渋谷ののんべえ横丁にはよく行っており、若さとの遭遇率が高い。
 カラダを鍛える話とセットにして、婚活中の話に入る。「キャー、ステキ。ワタシも全力で応援します」との反応が多い。しかし、こんな協力宣言のような発言にぬか喜びしても意味がない。
 「要は、婚活対象から外れたいだけだな」という意図がミエミエである。イーズカの婚活対象年齢は20歳から60歳までと、ほぼオンナの全生涯にわたる。対象から外れるのは子供と老人だけである。
 さらに、この手の若い娘が、身代わりとして別の娘を生贄に差しだすことは無い。
 イーズカの正面に居るよりも、脇に立った方が安全だという判断は賢い。
 これだけ数多くの女性と出会いながら、婚活の成果が上がらないのは、すり抜けようとするオンナが多いからである。
 余談ながら、慶応の同級生に「やったぜ」と報告した時、即座に「イーズカ、でかした。ところで相手は馬か、羊か?」と質問された。なかなか事実を話すスキが与えられなかった。
 事実を話すと「な~んだ、人間なの。
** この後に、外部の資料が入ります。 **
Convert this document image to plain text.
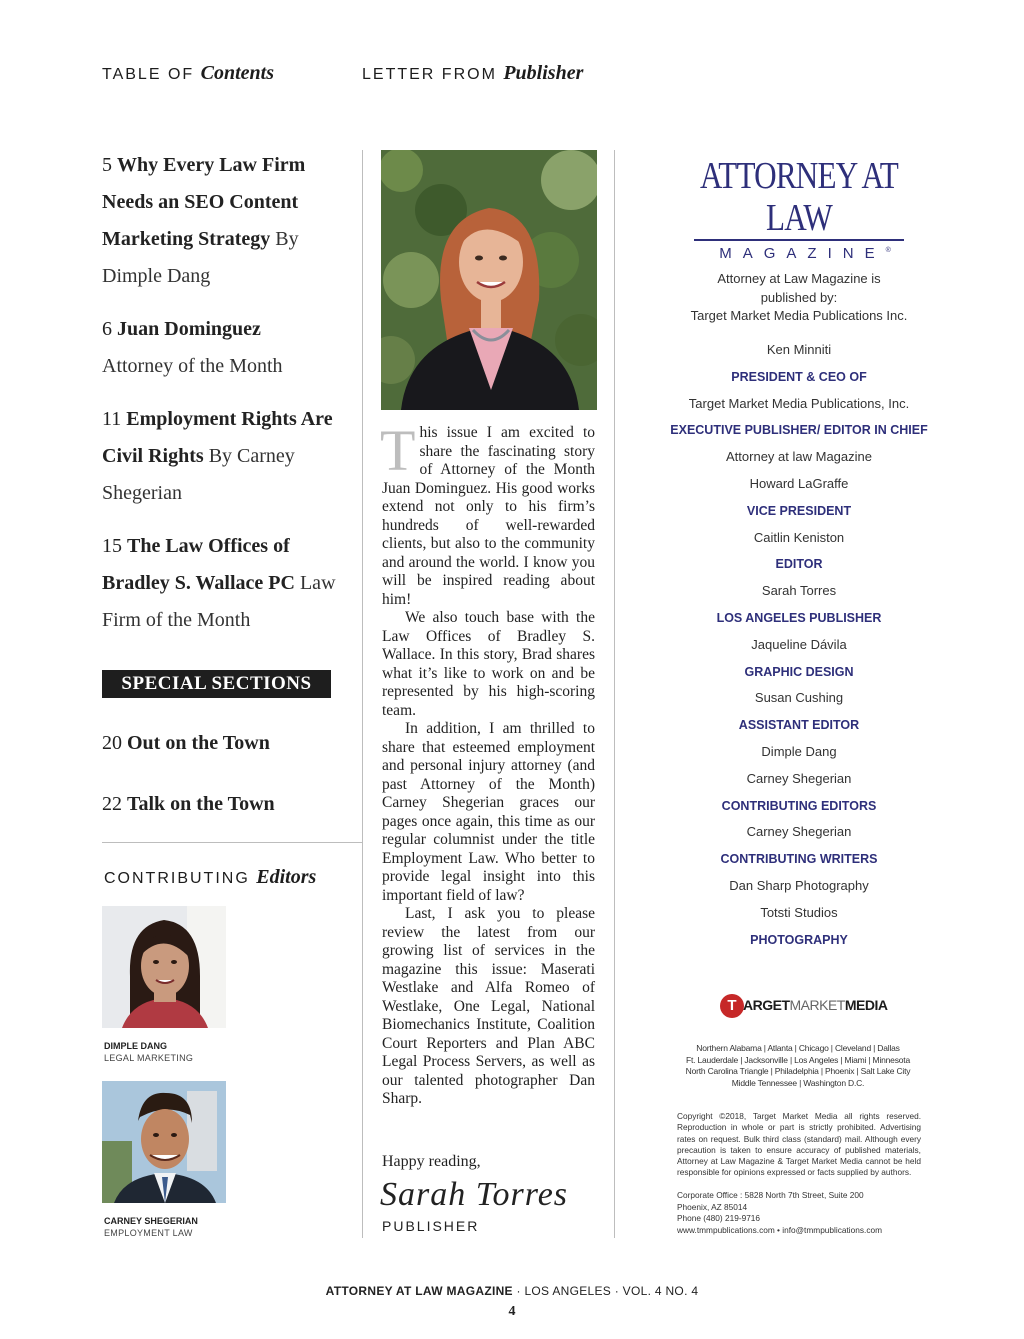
TABLE OF Contents	LETTER FROM Publisher
5 Why Every Law Firm Needs an SEO Content Marketing Strategy By Dimple Dang
6 Juan Dominguez
Attorney of the Month
11 Employment Rights Are Civil Rights By Carney Shegerian
15 The Law Offices of Bradley S. Wallace PC Law Firm of the Month
SPECIAL SECTIONS
20 Out on the Town
22 Talk on the Town
CONTRIBUTING Editors
DIMPLE DANG
LEGAL MARKETING
CARNEY SHEGERIAN
EMPLOYMENT LAW

This issue I am excited to share the fascinating story of Attorney of the Month Juan Dominguez. His good works extend not only to his firm’s hundreds of well-rewarded clients, but also to the community and around the world. I know you will be inspired reading about him!

We also touch base with the Law Offices of Bradley S. Wallace. In this story, Brad shares what it’s like to work on and be represented by his high-scoring team.

In addition, I am thrilled to share that esteemed employment and personal injury attorney (and past Attorney of the Month) Carney Shegerian graces our pages once again, this time as our regular columnist under the title Employment Law. Who better to provide legal insight into this important field of law?

Last, I ask you to please review the latest from our growing list of services in the magazine this issue: Maserati Westlake and Alfa Romeo of Westlake, One Legal, National Biomechanics Institute, Coalition Court Reporters and Plan ABC Legal Process Servers, as well as our talented photographer Dan Sharp.

Happy reading,
Sarah Torres
PUBLISHER
ATTORNEY AT LAW
MAGAZINE®
Attorney at Law Magazine is
published by:
Target Market Media Publications Inc.
Ken Minniti
PRESIDENT & CEO OF
Target Market Media Publications, Inc.
EXECUTIVE PUBLISHER/ EDITOR IN CHIEF
Attorney at law Magazine
Howard LaGraffe
VICE PRESIDENT
Caitlin Keniston
EDITOR
Sarah Torres
LOS ANGELES PUBLISHER
Jaqueline Dávila
GRAPHIC DESIGN
Susan Cushing
ASSISTANT EDITOR
Dimple Dang
Carney Shegerian
CONTRIBUTING EDITORS
Carney Shegerian
CONTRIBUTING WRITERS
Dan Sharp Photography
Totsti Studios
PHOTOGRAPHY
T ARGETMARKETMEDIA
Northern Alabama | Atlanta | Chicago | Cleveland | Dallas
Ft. Lauderdale | Jacksonville | Los Angeles | Miami | Minnesota
North Carolina Triangle | Philadelphia | Phoenix | Salt Lake City
Middle Tennessee | Washington D.C.
Copyright ©2018, Target Market Media all rights reserved. Reproduction in whole or part is strictly prohibited. Advertising rates on request. Bulk third class (standard) mail. Although every precaution is taken to ensure accuracy of published materials, Attorney at Law Magazine & Target Market Media cannot be held responsible for opinions expressed or facts supplied by authors.
Corporate Office : 5828 North 7th Street, Suite 200
Phoenix, AZ 85014
Phone (480) 219-9716
www.tmmpublications.com • info@tmmpublications.com
ATTORNEY AT LAW MAGAZINE · LOS ANGELES · VOL. 4 NO. 4
4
ツマラナイわ、イーズカの体力なら馬とでもやれると思ったのに」と吐き捨てられた。
 有閑階級のお嬢様は。大胆かつ明け透けである。しもじもの民とは別世界に生きているので、興味と羞恥心の基準点が異なる。
 しかし、彼女こそがイーズカ婚活の応援団長であった。
 そして昨夜は、地元の夜景絶景バーで友人のギタリストに遭った。そのバーでバーテンのアルバイトをしていたこともあるので、イーズカの婚活歴史をよく知っている。
 イーズカが「最近は、朝起きた瞬間から幸せで、こんなに幸せで良いのだろうか、と心配するほどだ。だが、婚活の成果だけはまったく上がらない」とボヤいていた。
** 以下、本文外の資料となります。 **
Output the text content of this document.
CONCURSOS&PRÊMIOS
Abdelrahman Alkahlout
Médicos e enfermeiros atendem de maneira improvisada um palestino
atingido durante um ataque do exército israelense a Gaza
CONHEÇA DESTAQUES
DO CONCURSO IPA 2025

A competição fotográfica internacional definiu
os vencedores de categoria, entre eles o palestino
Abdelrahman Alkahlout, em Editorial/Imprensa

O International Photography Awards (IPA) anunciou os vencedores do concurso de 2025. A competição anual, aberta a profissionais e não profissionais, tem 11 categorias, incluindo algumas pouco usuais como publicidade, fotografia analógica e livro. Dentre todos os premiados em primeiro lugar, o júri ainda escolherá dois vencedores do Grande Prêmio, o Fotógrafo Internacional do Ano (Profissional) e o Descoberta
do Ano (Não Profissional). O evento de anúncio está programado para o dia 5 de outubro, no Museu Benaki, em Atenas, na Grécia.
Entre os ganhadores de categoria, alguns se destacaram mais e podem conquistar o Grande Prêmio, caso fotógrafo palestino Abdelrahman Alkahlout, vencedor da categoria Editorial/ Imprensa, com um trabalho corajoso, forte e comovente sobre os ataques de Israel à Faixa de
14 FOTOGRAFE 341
 ギタリストは断言した。「20代の娘が同世代のオトコなんぞには興味なく、イーズカさんに走ることは十分にあり得ます」という援護射撃である。「ある日突然、若い美女を連れてきて、彼女が妻だ」と言われても、驚くけど納得します」ともフォローしてくれた。
 バーの店主も「まだ出会っていないだけなのよ」とアシストに回った。ふたりとも婚活対象では無いので、好意的である。
 「イーズカは昔から「大器晩成」と言われ続けてきたが、63歳にして未婚ということは、どんな晩成なのだ」と愚痴った。
 イーズカは決して作文ネタを作るために不幸を繰り返している訳ではない。
 むかしのオンナが言った「アナタには、ヒトを愛する能力がない」という不吉な言葉が蘇る。